Mazemaker reference (LongMemEval-S 500q)
| Config | R@1 | R@5 | R@10 | MRR | p50 |
|---|---|---|---|---|---|
| master baseline (hybrid) | 0.8064 | 0.9596 | 0.983 | 0.8733 | — |
| + ColBERT @ 1.5 | 0.8574 | 0.9787 | 0.9894 | 0.9114 | 56.9 ms |
Why this comparison matters
A-MEM and Mazemaker both ship knowledge graphs — but the LLM sits in very different places. A-MEM puts an LLM in the write path of every note: each new entry triggers note-evolution that rewrites neighbors. Mazemaker has one optional LLM call — user-triggered, run on demand for Stage C / synthesis crystallization, not per-turn. The rest of the write path (sponge ingest, embedding, dream consolidation, supersession) is fully mechanical.
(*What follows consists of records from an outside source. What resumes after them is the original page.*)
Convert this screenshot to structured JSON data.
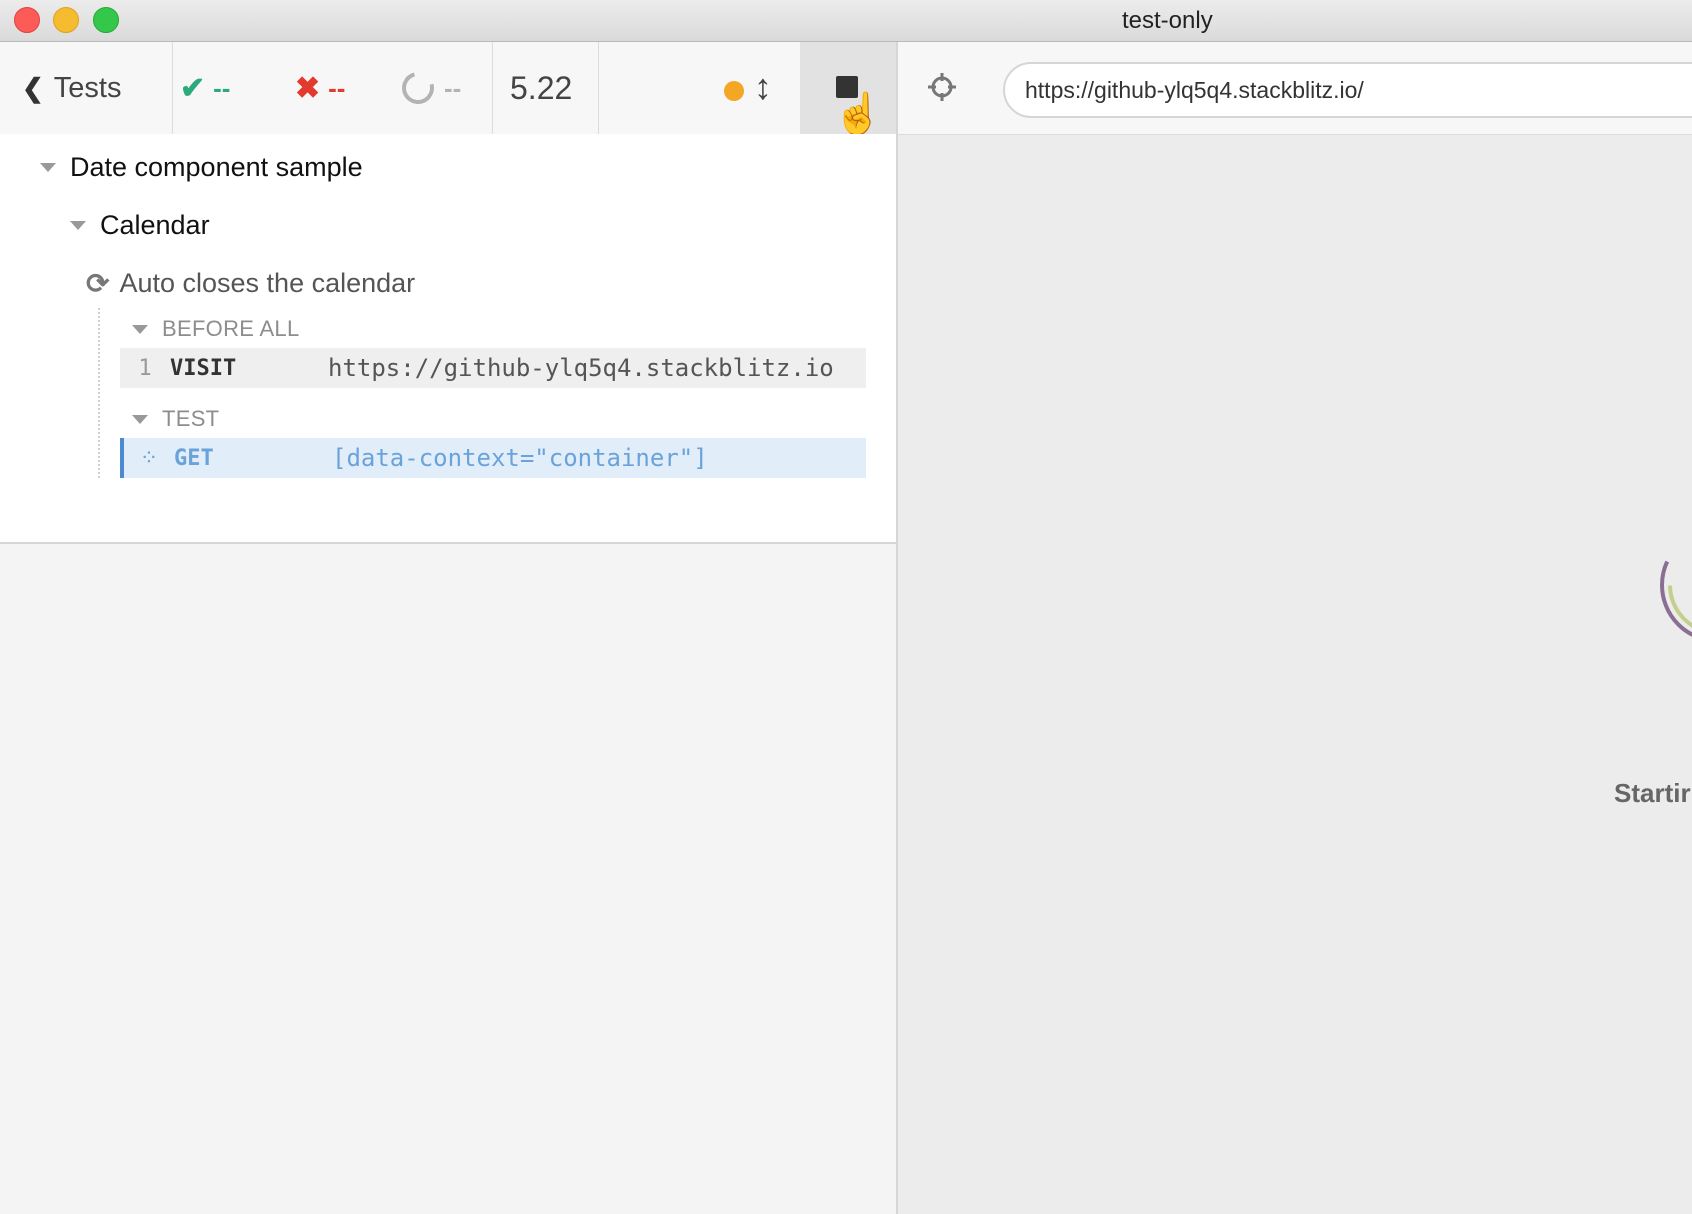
{
  "window": {
    "title": "test-only"
  },
  "reporter": {
    "back_label": "Tests",
    "stats": {
      "passed": "--",
      "failed": "--",
      "pending": "--"
    },
    "duration": "5.22",
    "tree": {
      "suite": "Date component sample",
      "subsuite": "Calendar",
      "test": "Auto closes the calendar",
      "hooks": [
        {
          "title": "BEFORE ALL",
          "commands": [
            {
              "num": "1",
              "name": "VISIT",
              "message": "https://github-ylq5q4.stackblitz.io"
            }
          ]
        },
        {
          "title": "TEST",
          "commands": [
            {
              "num": "",
              "name": "GET",
              "message": "[data-context=\"container\"]"
            }
          ]
        }
      ]
    }
  },
  "aut": {
    "url": "https://github-ylq5q4.stackblitz.io/",
    "status_text": "Startir"
  },
  "colors": {
    "pass": "#2daa7c",
    "fail": "#e33a2f",
    "running": "#f4a724",
    "active_command": "#6aa3d9"
  },
  "icons": [
    "chevron-left-icon",
    "check-icon",
    "x-icon",
    "circle-pending-icon",
    "status-dot-icon",
    "resize-arrows-icon",
    "stop-icon",
    "hand-cursor-icon",
    "caret-down-icon",
    "refresh-icon",
    "spinner-icon",
    "crosshair-icon",
    "loader-rings-icon"
  ]
}
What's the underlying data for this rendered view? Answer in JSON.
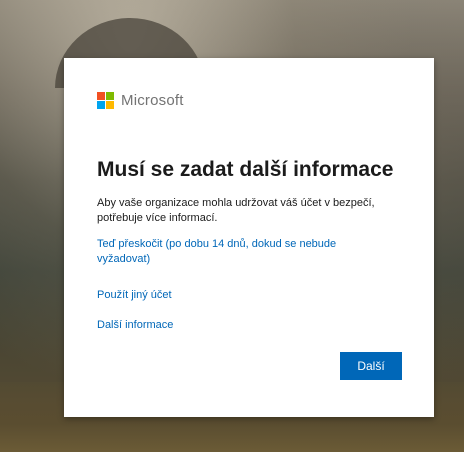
{
  "brand": {
    "name": "Microsoft",
    "logo_colors": [
      "#f25022",
      "#7fba00",
      "#00a4ef",
      "#ffb900"
    ]
  },
  "dialog": {
    "title": "Musí se zadat další informace",
    "description": "Aby vaše organizace mohla udržovat váš účet v bezpečí, potřebuje více informací.",
    "skip_link": "Teď přeskočit (po dobu 14 dnů, dokud se nebude vyžadovat)",
    "other_account_link": "Použít jiný účet",
    "more_info_link": "Další informace",
    "next_button": "Další"
  },
  "colors": {
    "accent": "#0067b8"
  }
}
WIP: insourcing that one call to a local sub-1B model is an open thread — we’re searching for the smallest model that still passes our extraction rubric so the “no external token bill” story holds end-to-end.
We expect A-MEM’s per-turn LLM-evolution to produce semantically richer links, at substantial token cost; we also expect Mazemaker’s embedding-similarity links plus dream-cycle consolidation to recover most of that recall lift without the per-turn bill. The ablation tells us whether we’re right.
What “queued” means
- Harness exists. Methodology and ablation are locked.
- When the JSON lands, this page updates with the verified tables (with-evolution and without-evolution) — same shape as the Hindsight page.
- If A-MEM’s numbers reverse our finding, we publish them here, unedited.